Last year my daughter, Kantra forced me to pick up my crown. For many nights, on my knees, helping my four-year-old get dressed for bed, at eye level she’d tell me, “I’m a Princess. Mommie is Mommie Queeen and you’re Daddy King.”
We could be in a grocery store aisle and out of her pocket she pulls rocks, rose pedals, acorns, and handfuls of sand. She got a bike for Christmas and a remote control car. In the last few weeks she started going through this phase of loosing her temper. It’s new. We’ll get through it. She wild, teaching me to breathe.
Keeping up with my family is as rewarding as it is confusing. I don’t know if I can live up too what they are challenging me to be. They keep doubt from dominating my peripheral. “I couldn’t have done it without you,” my wife Haruki tells me. She’s polite. I love you and Busy B.
2017 saw Kantra start her first year of preschool.
Haruki got a job promotion.
I got to interview and write about: producer Karriem Riggins, the rap duo The Young Giantz, rapper Koreatown Oddity, Mar Mar, The Faze, Gizzle, M.Sayyid of Anti-Pop Consortium, filmmaker Mtume Gant, and artist Tadashi Moriyama.
Got my first cover story, featuring photographer Lukasz Palka.
Went home, saw my folks.
Met Mega and Late of the podcast The Mega Late Show.
Did my first podcast with them
Started writing unfiltered ramblings on The Microscopic Giant.
Saw The Milky Way.
Kantra met the snow and loved it.
My ass slammed into a mountain, trying to snowboard.
At artist Ikeda Manabu’s retrospective show, paintings that I’ve always wanted to see stared back at me.
At the top of 2018 my parents got a new water heater.
They’re getting a new roof and fixing the water damage from Hurricane Irma.
Wifey just got a great review at work.
I’m getting an essay published.
I’m still married and still love my wife.
We’re going on our seventh year anniversary.
Martin Luther King’s birthday was this week, January 15th. He was the only King that I knew to celebrate. Letting popo whip yo ass to prove that they’re more of a danger to you, than you are to them… that’s a hard ass nigga.
Your dreams are a threat to their internal narrative. People project their failures onto those that are closest to them. They fear their reflection. To feel alive, they touch your crown, which is your hair. They want to be like you. Beyond the horizon, they are afraid of what thrives. You are the sun. When they look at you, you change color cause their eyes can’t penetrate your shine.

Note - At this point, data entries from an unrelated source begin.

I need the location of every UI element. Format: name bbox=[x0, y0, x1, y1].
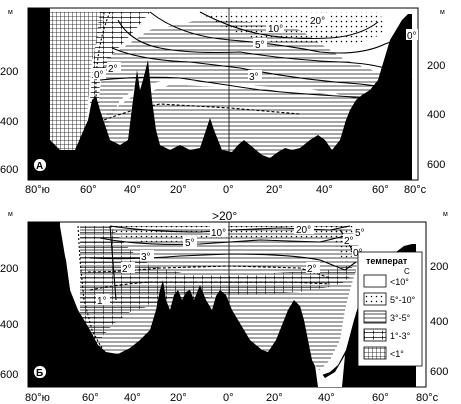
lat-b-60s: 60° bbox=[82, 392, 99, 404]
legend-unit: С bbox=[404, 267, 410, 276]
legend-label-5-10: 5°-10° bbox=[390, 295, 416, 305]
panel-a-right-tick-200: 200 bbox=[427, 60, 445, 72]
panel-b-ticked-zone bbox=[80, 226, 356, 350]
iso-b-2-right: 2° bbox=[307, 264, 317, 275]
iso-a-5: 5° bbox=[255, 40, 265, 51]
panel-a-lat-axis: 80°ю 60° 40° 20° 0° 20° 40° 60° 80°с bbox=[25, 184, 427, 196]
iso-a-0-right: 0° bbox=[407, 31, 417, 42]
lat-b-20s: 20° bbox=[170, 392, 187, 404]
panel-a-left-tick-400: 400 bbox=[0, 116, 18, 128]
legend-label-3-5: 3°-5° bbox=[390, 313, 411, 323]
panel-b-notch bbox=[315, 355, 345, 387]
panel-a-left-axis: м 200 400 600 bbox=[0, 9, 18, 176]
panel-a-hlines-deep bbox=[90, 85, 412, 160]
panel-a-left-tick-200: 200 bbox=[0, 66, 18, 78]
panel-b-top-label: >20° bbox=[212, 209, 237, 223]
iso-a-3: 3° bbox=[249, 72, 259, 83]
panel-a-left-unit: м bbox=[8, 9, 13, 16]
iso-b-5-far: 5° bbox=[355, 228, 365, 239]
panel-a-cold-grid-zone bbox=[50, 12, 105, 165]
iso-b-20: 20° bbox=[296, 225, 311, 236]
iso-a-0-left: 0° bbox=[94, 70, 104, 81]
panel-b-label: Б bbox=[36, 368, 43, 379]
iso-a-20: 20° bbox=[310, 16, 325, 27]
lat-a-40n: 40° bbox=[316, 184, 333, 196]
legend-swatch-lt1 bbox=[363, 346, 387, 360]
lat-b-40s: 40° bbox=[124, 392, 141, 404]
lat-a-20s: 20° bbox=[170, 184, 187, 196]
panel-b-right-tick-600: 600 bbox=[430, 366, 448, 378]
lat-a-80n: 80°с bbox=[404, 184, 427, 196]
legend-swatch-1-3 bbox=[363, 328, 387, 342]
iso-a-2: 2° bbox=[108, 64, 118, 75]
panel-b-right-unit: м bbox=[443, 211, 448, 218]
lat-b-40n: 40° bbox=[318, 392, 335, 404]
panel-b-left-tick-600: 600 bbox=[0, 369, 18, 381]
panel-b-dots-zone bbox=[110, 226, 350, 242]
lat-a-60s: 60° bbox=[80, 184, 97, 196]
panel-a-label: А bbox=[36, 161, 43, 172]
panel-b-left-coast bbox=[56, 226, 78, 312]
panel-a-isotherm-labels: 20° 10° 5° 0° 0° 2° 3° bbox=[93, 14, 418, 83]
iso-b-10: 10° bbox=[211, 228, 226, 239]
lat-a-20n: 20° bbox=[266, 184, 283, 196]
lat-a-80s: 80°ю bbox=[25, 184, 50, 196]
lat-b-80s: 80°ю bbox=[25, 392, 50, 404]
lat-a-60n: 60° bbox=[372, 184, 389, 196]
iso-b-5: 5° bbox=[185, 238, 195, 249]
iso-b-1: 1° bbox=[97, 296, 107, 307]
panel-a-right-tick-600: 600 bbox=[427, 159, 445, 171]
panel-b-right-tick-200: 200 bbox=[430, 261, 448, 273]
panel-a-ticked-zone bbox=[90, 12, 150, 150]
panel-b: м 200 400 600 м 200 400 600 Б >20° 10° 2… bbox=[0, 209, 448, 404]
legend: температ С <10° 5°-10° 3°-5° 1°-3° <1° bbox=[357, 251, 423, 367]
panel-a-right-tick-400: 400 bbox=[427, 109, 445, 121]
lat-b-60n: 60° bbox=[372, 392, 389, 404]
panel-b-left-tick-200: 200 bbox=[0, 263, 18, 275]
panel-b-seabed bbox=[28, 222, 416, 387]
lat-b-80n: 80°с bbox=[416, 392, 439, 404]
iso-a-10: 10° bbox=[268, 24, 283, 35]
panel-b-lat-axis: 80°ю 60° 40° 20° 0° 20° 40° 60° 80°с bbox=[25, 392, 439, 404]
panel-a-left-tick-600: 600 bbox=[0, 164, 18, 176]
panel-b-isotherm-labels: 10° 20° 5° 3° 2° 2° 1° 0° 2° 5° bbox=[96, 223, 368, 307]
legend-swatch-3-5 bbox=[363, 310, 387, 324]
panel-a-seabed bbox=[28, 8, 412, 180]
legend-swatch-lt10 bbox=[363, 274, 387, 288]
iso-b-2-left: 2° bbox=[122, 264, 132, 275]
lat-b-0: 0° bbox=[223, 392, 234, 404]
panel-a-label-badge bbox=[33, 158, 47, 172]
panel-b-right-axis: м 200 400 600 bbox=[430, 211, 448, 378]
panel-a-right-unit: м bbox=[440, 9, 445, 16]
panel-b-left-unit: м bbox=[8, 211, 13, 218]
legend-swatch-5-10 bbox=[363, 292, 387, 306]
legend-label-1-3: 1°-3° bbox=[390, 331, 411, 341]
panel-b-right-tick-400: 400 bbox=[430, 316, 448, 328]
panel-a-right-axis: м 200 400 600 bbox=[427, 9, 445, 171]
legend-label-lt1: <1° bbox=[390, 349, 404, 359]
lat-a-40s: 40° bbox=[124, 184, 141, 196]
legend-title: температ bbox=[366, 256, 408, 266]
legend-label-lt10: <10° bbox=[390, 277, 409, 287]
iso-b-2-far: 2° bbox=[344, 236, 354, 247]
panel-a: м 200 400 600 м 200 400 600 А 20° 10° 5°… bbox=[0, 7, 445, 196]
iso-b-3: 3° bbox=[141, 252, 151, 263]
lat-a-0: 0° bbox=[223, 184, 234, 196]
panel-b-label-badge bbox=[33, 365, 47, 379]
panel-b-left-tick-400: 400 bbox=[0, 319, 18, 331]
panel-b-left-axis: м 200 400 600 bbox=[0, 211, 18, 381]
lat-b-20n: 20° bbox=[266, 392, 283, 404]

These are the things that I tell my daughter. I’m raising a black girl in Japan. She was born here. In America, if you born in America, you American. Here, you ain’t Japanese if you don’t look it. Don’t matter if you speak the language as well as Prime Minister Abe. You not like them. Japanese or not, bullying is a big problem.
“Why did you get so upset?” I ask Kantra. “Because Holly laughed at me,” she said. “People laugh at me all the time.” Her eyes shift. She starts to fidget as if to say, I don’t know what Daddy’s talking about. I just want to ride my bike and go to the playground. “Dare to be different,” I say, pointing a finger at her heart. Might sound uncool and cliché. Kantra’s grandma always made it resonate.

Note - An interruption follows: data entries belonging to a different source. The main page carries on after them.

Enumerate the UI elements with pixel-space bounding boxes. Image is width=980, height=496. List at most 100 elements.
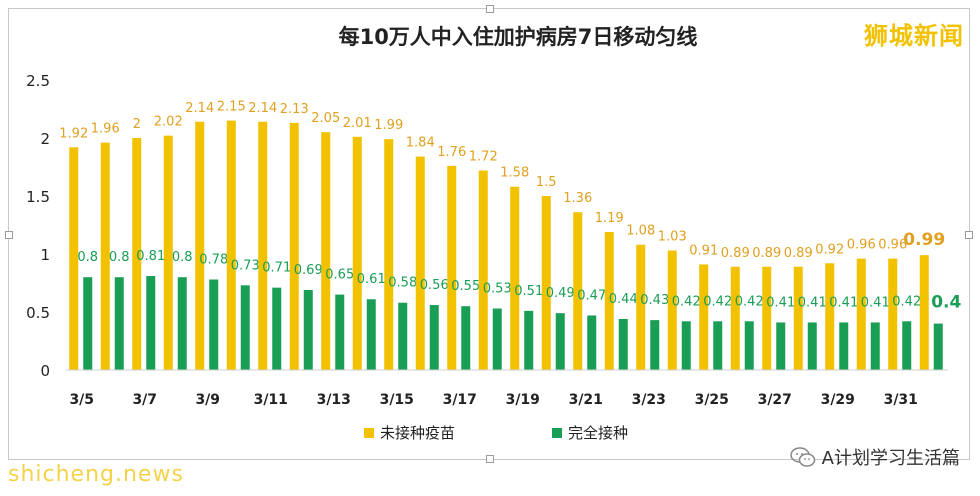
data-label-fully-vaccinated: 0.78: [199, 253, 228, 268]
bar-unvaccinated: [667, 250, 677, 370]
bar-unvaccinated: [636, 244, 646, 370]
bar-unvaccinated: [888, 258, 898, 370]
bar-fully-vaccinated: [839, 322, 849, 370]
chart-frame: [5, 5, 973, 463]
data-label-unvaccinated: 0.99: [903, 230, 945, 250]
data-label-fully-vaccinated: 0.44: [609, 292, 638, 307]
x-tick-label: 3/25: [695, 392, 729, 408]
data-label-fully-vaccinated: 0.8: [77, 250, 98, 265]
wechat-icon: [789, 447, 815, 467]
data-label-unvaccinated: 0.92: [815, 242, 844, 257]
bar-fully-vaccinated: [933, 323, 943, 370]
wechat-account: A计划学习生活篇: [789, 444, 960, 470]
bar-fully-vaccinated: [555, 313, 565, 370]
resize-handle-bottom[interactable]: [486, 455, 494, 463]
resize-handle-left[interactable]: [5, 231, 13, 239]
x-tick-label: 3/13: [317, 392, 351, 408]
bar-fully-vaccinated: [618, 318, 628, 370]
legend-swatch: [552, 428, 562, 438]
bar-unvaccinated: [163, 135, 173, 370]
data-label-fully-vaccinated: 0.42: [703, 294, 732, 309]
data-label-unvaccinated: 1.19: [595, 211, 624, 226]
data-label-fully-vaccinated: 0.8: [109, 250, 130, 265]
bar-unvaccinated: [541, 196, 551, 370]
bar-fully-vaccinated: [587, 315, 597, 370]
y-tick-label: 2.5: [26, 72, 50, 90]
bar-fully-vaccinated: [744, 321, 754, 370]
data-label-unvaccinated: 2.05: [311, 111, 340, 126]
data-label-fully-vaccinated: 0.41: [798, 295, 827, 310]
legend: 未接种疫苗 完全接种: [364, 424, 628, 442]
data-label-unvaccinated: 1.36: [563, 191, 592, 206]
bar-fully-vaccinated: [146, 276, 156, 370]
bar-fully-vaccinated: [177, 277, 187, 370]
data-label-fully-vaccinated: 0.58: [388, 276, 417, 291]
bar-unvaccinated: [226, 120, 236, 370]
data-label-unvaccinated: 2.14: [248, 101, 277, 116]
data-label-fully-vaccinated: 0.73: [231, 258, 260, 273]
bar-fully-vaccinated: [713, 321, 723, 370]
bar-fully-vaccinated: [335, 294, 345, 370]
data-label-unvaccinated: 2: [133, 117, 141, 132]
data-label-unvaccinated: 1.84: [406, 136, 435, 151]
data-label-unvaccinated: 1.92: [59, 126, 88, 141]
x-tick-label: 3/7: [132, 392, 157, 408]
bar-fully-vaccinated: [240, 285, 250, 370]
chart-title: 每10万人中入住加护病房7日移动匀线: [339, 25, 698, 49]
data-label-unvaccinated: 1.5: [536, 175, 557, 190]
data-label-fully-vaccinated: 0.81: [136, 249, 165, 264]
bar-unvaccinated: [69, 147, 79, 370]
x-tick-label: 3/17: [443, 392, 477, 408]
bar-unvaccinated: [289, 122, 299, 370]
data-label-fully-vaccinated: 0.55: [451, 279, 480, 294]
data-label-unvaccinated: 1.99: [374, 118, 403, 133]
bar-unvaccinated: [384, 139, 394, 370]
bar-fully-vaccinated: [902, 321, 912, 370]
data-label-fully-vaccinated: 0.8: [172, 250, 193, 265]
legend-label: 完全接种: [568, 424, 628, 442]
data-label-unvaccinated: 2.13: [280, 102, 309, 117]
bar-fully-vaccinated: [870, 322, 880, 370]
x-tick-label: 3/11: [254, 392, 288, 408]
x-tick-label: 3/21: [569, 392, 603, 408]
data-label-fully-vaccinated: 0.51: [514, 284, 543, 299]
bar-fully-vaccinated: [83, 277, 93, 370]
bar-unvaccinated: [573, 212, 583, 370]
bar-unvaccinated: [856, 258, 866, 370]
data-label-fully-vaccinated: 0.69: [294, 263, 323, 278]
data-label-fully-vaccinated: 0.53: [483, 282, 512, 297]
brand-logo-text: 狮城新闻: [864, 22, 964, 50]
y-tick-label: 0.5: [26, 304, 50, 322]
bar-fully-vaccinated: [209, 279, 219, 370]
resize-handle-right[interactable]: [965, 231, 973, 239]
data-label-unvaccinated: 1.08: [626, 224, 655, 239]
resize-handle-top[interactable]: [486, 5, 494, 13]
bar-unvaccinated: [825, 263, 835, 370]
data-label-fully-vaccinated: 0.42: [735, 294, 764, 309]
x-axis: 3/5 3/7 3/9 3/11 3/13 3/15 3/17 3/19 3/21 3/23 3/2…: [66, 369, 948, 408]
bar-unvaccinated: [793, 266, 803, 370]
bar-fully-vaccinated: [681, 321, 691, 370]
bar-fully-vaccinated: [776, 322, 786, 370]
data-label-unvaccinated: 1.76: [437, 145, 466, 160]
x-tick-label: 3/29: [821, 392, 855, 408]
legend-swatch: [364, 428, 374, 438]
bar-unvaccinated: [730, 266, 740, 370]
data-label-fully-vaccinated: 0.42: [892, 294, 921, 309]
x-tick-label: 3/9: [195, 392, 220, 408]
data-label-fully-vaccinated: 0.43: [640, 293, 669, 308]
data-label-unvaccinated: 0.89: [721, 246, 750, 261]
wechat-account-name: A计划学习生活篇: [821, 448, 960, 469]
data-label-unvaccinated: 2.15: [217, 100, 246, 115]
data-label-unvaccinated: 0.96: [878, 238, 907, 253]
bar-unvaccinated: [258, 121, 268, 370]
bar-fully-vaccinated: [114, 277, 124, 370]
data-label-unvaccinated: 2.01: [343, 116, 372, 131]
bar-fully-vaccinated: [429, 305, 439, 370]
bar-unvaccinated: [352, 136, 362, 370]
bar-unvaccinated: [510, 186, 520, 370]
data-label-unvaccinated: 0.96: [847, 238, 876, 253]
data-label-fully-vaccinated: 0.41: [766, 295, 795, 310]
bar-fully-vaccinated: [492, 308, 502, 370]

TMG was for storytelling and art worship. If I didn’t have my family I’d be an abandoned backpack full of journals. Some would think I was a bomb waiting to detonate. I am ill with this gift. There’s no alternative recourse for leaping into the darkness to find the ends of its facade.
My fisted heart pumps blue that turns red when it bleeds, marking the hole from which it leeks. Evolving into purple, its new hue is a symbol of adapting to living on the outside from within.
I am translucent, shapeless and swift like water, the closest thing the soul ever got to fully expressing the magnetic flow of its omnipotent power. I’m so everywhere I’m in front of your face like air. -Take a deep breath.